Now, whether my use of white space is intelligent, whether my site is fun to read, and whether the graphics convey professional fun, is subjective.  I don’t think I did as well as a true professional could have, but the price was right.  🙂

But I do have a scalable site–one where adding whole sections of the site is not only easy but almost automatic.  I have a site that is highly themeable.  Most of the themes are riffs on the January theme you see now: very light, inobtrusive, tasteful colors.

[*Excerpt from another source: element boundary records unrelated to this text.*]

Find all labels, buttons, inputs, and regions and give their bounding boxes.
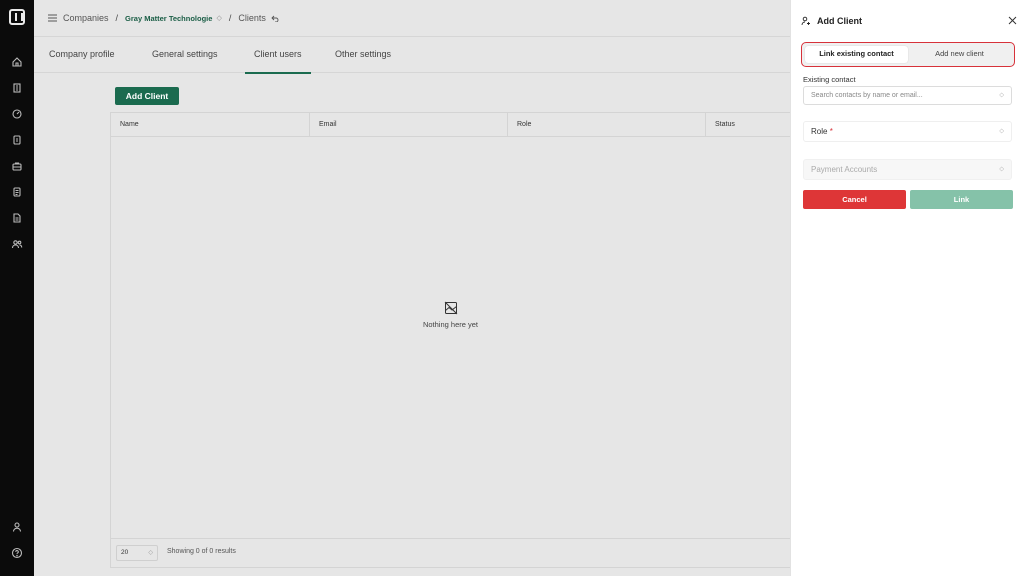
tab-general-settings[interactable]: General settings	[152, 49, 218, 59]
table-header: Name Email Role Status	[111, 113, 790, 137]
per-page-select[interactable]: 20 ◇	[116, 545, 158, 561]
role-select[interactable]: Role * ◇	[803, 121, 1012, 142]
building-icon[interactable]	[11, 82, 23, 94]
chevron-updown-icon: ◇	[999, 166, 1004, 172]
breadcrumb-separator: /	[228, 13, 232, 23]
panel-title: Add Client	[817, 16, 862, 26]
panel-header: Add Client	[801, 14, 1017, 28]
breadcrumb-current: Clients	[238, 13, 266, 23]
no-image-icon	[444, 301, 458, 315]
chevron-updown-icon: ◇	[999, 92, 1004, 98]
contact-search-select[interactable]: Search contacts by name or email... ◇	[803, 86, 1012, 105]
invoice-icon[interactable]	[11, 212, 23, 224]
column-header-status[interactable]: Status	[705, 113, 791, 137]
role-label: Role	[811, 127, 828, 136]
breadcrumb-company[interactable]: Gray Matter Technologie	[125, 14, 212, 23]
breadcrumb-companies[interactable]: Companies	[63, 13, 109, 23]
existing-contact-label: Existing contact	[803, 75, 856, 84]
clients-table: Name Email Role Status Nothing here yet …	[110, 112, 790, 568]
results-summary: Showing 0 of 0 results	[167, 548, 236, 555]
settings-tabs: Company profile General settings Client …	[34, 38, 790, 74]
briefcase-icon[interactable]	[11, 160, 23, 172]
mode-toggle: Link existing contact Add new client	[801, 42, 1015, 67]
breadcrumb: Companies / Gray Matter Technologie ◇ / …	[34, 0, 790, 37]
gauge-icon[interactable]	[11, 108, 23, 120]
empty-state-text: Nothing here yet	[422, 320, 479, 329]
add-client-button[interactable]: Add Client	[115, 87, 179, 105]
tab-company-profile[interactable]: Company profile	[49, 49, 115, 59]
tab-client-users[interactable]: Client users	[245, 49, 310, 74]
segment-add-new[interactable]: Add new client	[908, 46, 1011, 63]
table-footer: 20 ◇ Showing 0 of 0 results	[111, 538, 790, 567]
help-icon[interactable]	[11, 547, 23, 559]
per-page-value: 20	[121, 549, 129, 556]
home-icon[interactable]	[11, 56, 23, 68]
chevron-updown-icon: ◇	[148, 550, 153, 556]
required-marker: *	[829, 127, 833, 136]
tab-other-settings[interactable]: Other settings	[335, 49, 391, 59]
contact-search-placeholder: Search contacts by name or email...	[811, 92, 923, 99]
payment-accounts-label: Payment Accounts	[811, 165, 878, 174]
main-content: Companies / Gray Matter Technologie ◇ / …	[34, 0, 790, 576]
column-header-name[interactable]: Name	[111, 113, 309, 137]
chevron-updown-icon: ◇	[999, 128, 1004, 134]
left-nav-rail	[0, 0, 34, 576]
add-client-panel: Add Client Link existing contact Add new…	[790, 0, 1024, 576]
empty-state: Nothing here yet	[111, 301, 790, 329]
breadcrumb-separator: /	[115, 13, 119, 23]
close-icon[interactable]	[1008, 16, 1017, 25]
app-logo[interactable]	[9, 9, 25, 25]
link-button[interactable]: Link	[910, 190, 1013, 209]
payment-accounts-select[interactable]: Payment Accounts ◇	[803, 159, 1012, 180]
document-icon[interactable]	[11, 186, 23, 198]
chevron-updown-icon[interactable]: ◇	[216, 14, 221, 22]
segment-link-existing[interactable]: Link existing contact	[805, 46, 908, 63]
add-user-icon	[801, 16, 811, 26]
column-header-role[interactable]: Role	[507, 113, 705, 137]
column-header-email[interactable]: Email	[309, 113, 507, 137]
menu-icon[interactable]	[48, 14, 57, 22]
profile-icon[interactable]	[11, 521, 23, 533]
back-arrow-icon[interactable]	[271, 15, 279, 22]
clipboard-icon[interactable]	[11, 134, 23, 146]
cancel-button[interactable]: Cancel	[803, 190, 906, 209]
users-icon[interactable]	[11, 238, 23, 250]
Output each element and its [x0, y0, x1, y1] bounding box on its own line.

But every once in a while, on a holiday, I decided to have a little fun.  For a limited time only (a few days, until I put the password back, you can jump ahead into the future and see what the site will look like on Hallowe’en.  Check out my test site here. (If you get a message saying you need a password, it is because you checked too late).   Some holidays (like Hallowe’en) just have different (less tasteful) color schemes.  But others (I’m not telling which) have actual limited-time content.  Be sure to visit my website throughout the year–because you’ll never know when it’s changed.  🙂

7 thoughts on “Website Redesign

  1. Hello, Ms. Milan!

    I found you via Lisa Shearin & Kristen Nelson when they were blogging about your query letter. I’m looking forward to your book’s release later this year because of it – the whole premise sounds intriguing and original! I also wanted to say that your updated website (I never saw the old version) looks super-cute! Your webdesigning skills are amazing! 🙂

    Happy writing!
    cecilia

  2. I think the new site is fabulously lovely and I’m envious of your skills to be able to do it all yourself. I know enough HTML to be dangerous, but not enough graphic design skills to really do anything “cool” or “good”–it’s just enough to get by. My site is workmanlike and not much more…but maybe someday!

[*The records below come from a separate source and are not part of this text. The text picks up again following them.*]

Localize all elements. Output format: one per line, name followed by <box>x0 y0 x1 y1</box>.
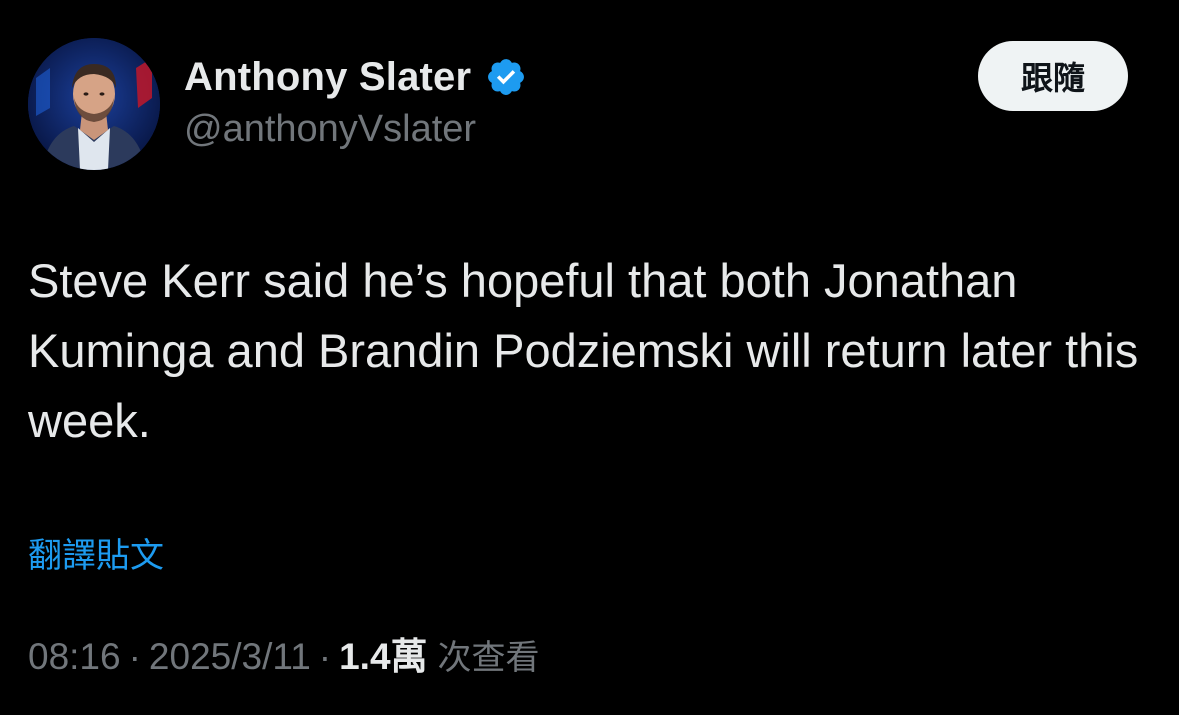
tweet-text: Steve Kerr said he’s hopeful that both J… <box>28 254 1139 447</box>
meta-separator: · <box>128 636 141 677</box>
verified-badge-icon[interactable] <box>485 56 527 98</box>
author-handle[interactable]: @anthonyVslater <box>184 108 476 151</box>
views-count[interactable]: 1.4萬 <box>339 626 427 680</box>
author-display-name[interactable]: Anthony Slater <box>184 55 471 100</box>
translate-post-link[interactable]: 翻譯貼文 <box>28 528 164 577</box>
follow-button[interactable]: 跟隨 <box>978 41 1128 111</box>
tweet-date[interactable]: 2025/3/11 <box>149 636 311 678</box>
avatar-photo-icon <box>28 38 160 170</box>
tweet-meta: 08:16 · 2025/3/11 · 1.4萬 次查看 <box>28 626 540 680</box>
tweet-time[interactable]: 08:16 <box>28 636 121 678</box>
tweet-container: Anthony Slater @anthonyVslater 跟隨 Steve … <box>0 0 1179 715</box>
views-label: 次查看 <box>437 638 540 678</box>
meta-separator: · <box>318 636 332 677</box>
avatar[interactable] <box>28 38 160 170</box>
author-name-row: Anthony Slater <box>184 52 527 102</box>
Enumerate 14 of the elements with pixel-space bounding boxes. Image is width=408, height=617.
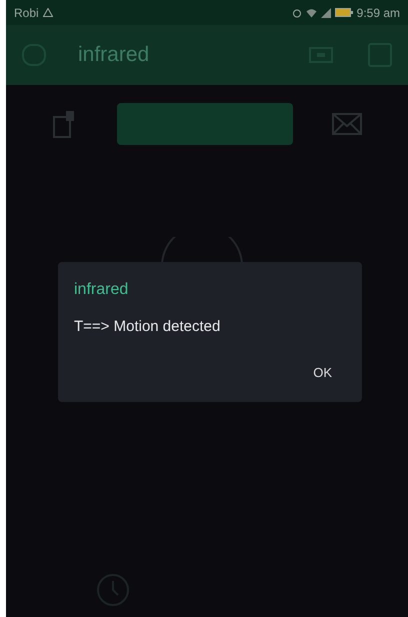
mail-icon[interactable] (332, 112, 362, 136)
dialog-message: T==> Motion detected (74, 317, 222, 337)
ok-button[interactable]: OK (305, 358, 340, 386)
widget-button[interactable] (117, 103, 293, 145)
clock-time: 9:59 am (356, 4, 400, 22)
alarm-icon (292, 8, 302, 18)
warning-icon (42, 8, 53, 17)
signal-icon (320, 8, 331, 18)
app-title: infrared (78, 42, 150, 68)
clock-icon[interactable] (96, 573, 130, 607)
wifi-icon (306, 8, 317, 18)
battery-icon (334, 8, 353, 17)
carrier-name: Robi (14, 4, 39, 22)
dialog-title: infrared (74, 280, 130, 300)
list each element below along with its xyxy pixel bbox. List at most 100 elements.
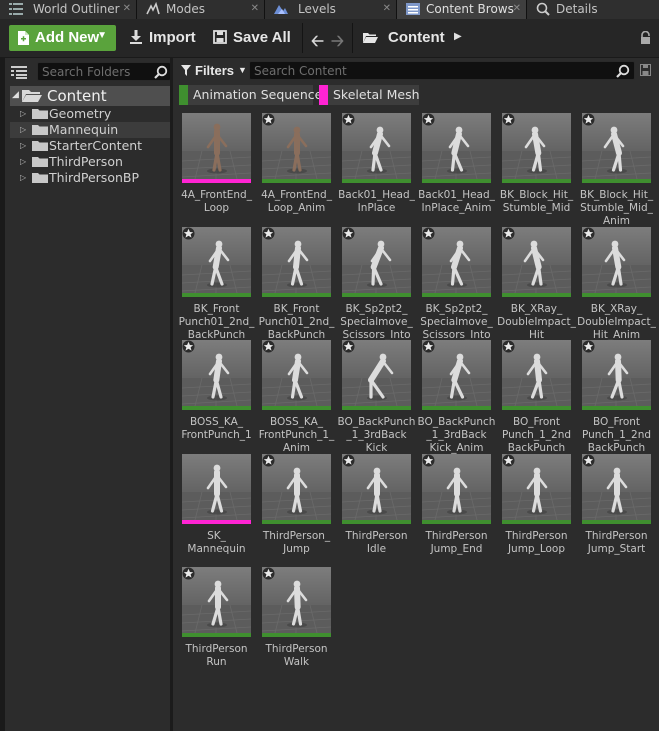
- folder-open-icon: [363, 33, 378, 43]
- asset-thumbnail[interactable]: [422, 340, 491, 410]
- asset-thumbnail[interactable]: [502, 113, 571, 183]
- save-all-button[interactable]: Save All: [213, 25, 293, 51]
- asset-tile[interactable]: BK_Front Punch01_2nd_ BackPunch: [179, 227, 262, 341]
- tab-content-browser[interactable]: Content Brows ✕: [397, 0, 527, 19]
- import-button[interactable]: Import: [129, 25, 197, 51]
- asset-tile[interactable]: BO_BackPunch _1_3rdBack Kick: [338, 340, 422, 454]
- asset-thumbnail[interactable]: [182, 227, 251, 297]
- expand-arrow-icon[interactable]: ▷: [20, 125, 26, 134]
- asset-tile[interactable]: BK_XRay_ DoubleImpact_ Hit: [497, 227, 582, 341]
- expand-arrow-icon[interactable]: ▷: [20, 109, 26, 118]
- folder-search-input[interactable]: [42, 64, 150, 80]
- asset-tile[interactable]: BO_Front Punch_1_2nd BackPunch: [502, 340, 582, 454]
- asset-tile[interactable]: ThirdPerson_ Jump: [262, 454, 342, 567]
- expand-arrow-icon[interactable]: ▷: [20, 173, 26, 182]
- asset-thumbnail[interactable]: [582, 227, 651, 297]
- asset-name: BK_Sp2pt2_ Specialmove_ Scissors_Into: [340, 303, 413, 341]
- expand-arrow-icon[interactable]: ▷: [20, 141, 26, 150]
- tab-details[interactable]: Details: [527, 0, 659, 19]
- asset-thumbnail[interactable]: [422, 113, 491, 183]
- expand-arrow-icon[interactable]: ◢: [12, 90, 19, 100]
- asset-thumbnail[interactable]: [262, 567, 331, 637]
- asset-thumbnail[interactable]: [342, 340, 411, 410]
- asset-tile[interactable]: ThirdPerson Idle: [342, 454, 422, 567]
- tree-item-thirdperson[interactable]: ▷ ThirdPerson: [10, 154, 170, 170]
- asset-thumbnail[interactable]: [502, 227, 571, 297]
- asset-thumbnail[interactable]: [422, 454, 491, 524]
- lock-icon[interactable]: [640, 31, 651, 45]
- asset-name: ThirdPerson Jump_End: [425, 530, 488, 555]
- asset-type-color-bar: [582, 293, 651, 297]
- close-icon[interactable]: ✕: [513, 0, 521, 18]
- close-icon[interactable]: ✕: [383, 0, 391, 18]
- asset-thumbnail[interactable]: [182, 454, 251, 524]
- tab-world-outliner[interactable]: World Outliner ✕: [0, 0, 137, 19]
- tree-item-content[interactable]: ◢ Content: [10, 86, 170, 106]
- tree-item-thirdpersonbp[interactable]: ▷ ThirdPersonBP: [10, 170, 170, 186]
- asset-tile[interactable]: BK_Sp2pt2_ Specialmove_ Scissors_Into: [340, 227, 422, 341]
- asset-tile[interactable]: Back01_Head_ InPlace: [338, 113, 422, 226]
- animation-asset-badge-icon: [182, 340, 195, 353]
- tree-item-geometry[interactable]: ▷ Geometry: [10, 106, 170, 122]
- folder-icon: [32, 125, 48, 135]
- asset-tile[interactable]: 4A_FrontEnd_ Loop_Anim: [261, 113, 342, 226]
- asset-tile[interactable]: Back01_Head_ InPlace_Anim: [418, 113, 502, 226]
- asset-tile[interactable]: SK_ Mannequin: [182, 454, 262, 567]
- asset-tile[interactable]: BK_Block_Hit_ Stumble_Mid: [500, 113, 582, 226]
- asset-thumbnail[interactable]: [182, 113, 251, 183]
- asset-tile[interactable]: ThirdPerson Jump_Loop: [502, 454, 582, 567]
- asset-tile[interactable]: BK_XRay_ DoubleImpact_ Hit_Anim: [577, 227, 659, 341]
- asset-thumbnail[interactable]: [582, 454, 651, 524]
- asset-thumbnail[interactable]: [182, 567, 251, 637]
- tab-modes[interactable]: Modes ✕: [137, 0, 265, 19]
- asset-tile[interactable]: BOSS_KA_ FrontPunch_1_ Anim: [259, 340, 342, 454]
- asset-type-color-bar: [582, 406, 651, 410]
- breadcrumb-content[interactable]: Content: [388, 29, 445, 46]
- asset-thumbnail[interactable]: [582, 340, 651, 410]
- asset-thumbnail[interactable]: [262, 340, 331, 410]
- asset-thumbnail[interactable]: [262, 227, 331, 297]
- asset-tile[interactable]: ThirdPerson Walk: [262, 567, 342, 680]
- asset-thumbnail[interactable]: [262, 454, 331, 524]
- search-icon[interactable]: [154, 65, 168, 79]
- breadcrumb-chevron-icon[interactable]: ▶: [454, 31, 462, 42]
- asset-name: BK_Front Punch01_2nd_ BackPunch: [258, 303, 335, 341]
- asset-tile[interactable]: ThirdPerson Run: [182, 567, 262, 680]
- expand-arrow-icon[interactable]: ▷: [20, 157, 26, 166]
- asset-thumbnail[interactable]: [262, 113, 331, 183]
- asset-thumbnail[interactable]: [502, 340, 571, 410]
- close-icon[interactable]: ✕: [123, 0, 131, 18]
- asset-thumbnail[interactable]: [422, 227, 491, 297]
- tree-item-startercontent[interactable]: ▷ StarterContent: [10, 138, 170, 154]
- asset-thumbnail[interactable]: [342, 454, 411, 524]
- asset-thumbnail[interactable]: [582, 113, 651, 183]
- save-icon: [213, 30, 227, 44]
- asset-tile[interactable]: BK_Block_Hit_ Stumble_Mid_ Anim: [580, 113, 659, 227]
- asset-tile[interactable]: BK_Sp2pt2_ Specialmove_ Scissors_Into: [420, 227, 502, 341]
- asset-tile[interactable]: ThirdPerson Jump_End: [422, 454, 502, 567]
- mannequin-thumbnail: [182, 454, 251, 524]
- tree-item-mannequin[interactable]: ▷ Mannequin: [10, 122, 170, 138]
- asset-thumbnail[interactable]: [342, 113, 411, 183]
- asset-tile[interactable]: BK_Front Punch01_2nd_ BackPunch: [259, 227, 342, 341]
- asset-tile[interactable]: 4A_FrontEnd_ Loop: [181, 113, 262, 226]
- asset-type-color-bar: [342, 406, 411, 410]
- asset-name: ThirdPerson Idle: [345, 530, 408, 555]
- forward-arrow-icon[interactable]: 🡢: [331, 30, 344, 57]
- asset-tile[interactable]: BOSS_KA_ FrontPunch_1: [181, 340, 262, 453]
- asset-thumbnail[interactable]: [342, 227, 411, 297]
- asset-tile[interactable]: BO_Front Punch_1_2nd BackPunch: [582, 340, 659, 454]
- asset-tile[interactable]: ThirdPerson Jump_Start: [582, 454, 659, 567]
- add-new-button[interactable]: Add New ▼: [9, 25, 116, 51]
- folder-icon: [32, 141, 48, 151]
- asset-name: BOSS_KA_ FrontPunch_1_ Anim: [258, 416, 335, 454]
- close-icon[interactable]: ✕: [251, 0, 259, 18]
- animation-asset-badge-icon: [262, 567, 275, 580]
- tab-levels[interactable]: Levels ✕: [265, 0, 397, 19]
- back-arrow-icon[interactable]: 🡠: [311, 30, 324, 57]
- asset-tile[interactable]: BO_BackPunch _1_3rdBack Kick_Anim: [418, 340, 502, 454]
- sources-panel-toggle-icon[interactable]: [11, 65, 27, 79]
- asset-thumbnail[interactable]: [502, 454, 571, 524]
- asset-type-color-bar: [262, 293, 331, 297]
- asset-thumbnail[interactable]: [182, 340, 251, 410]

    Congrats again and good luck in your master plan for world domination! (I, for one, think I could find a world dominated by CM perfectly acceptable)

  3. Hi, Courtney. I’m a romance writer with publishing credits that go back twenty years to my college days. I also have a novel out right now with ravenousromance.com, with a four book deal. I just wanted to comment that I agree and support everything you wrote regarding query help. Even though I can write a fairly decent query, I don’t like doing it and I’m not good at it. I write about 2-3 thousand words a day, but it would take me a week to write a 200 word query. And, the really strange thing is that I didn’t even land my agent with a query. She approached me when I least expected it and we just started working together. The writing (for me) is easy, but the process is very complicated.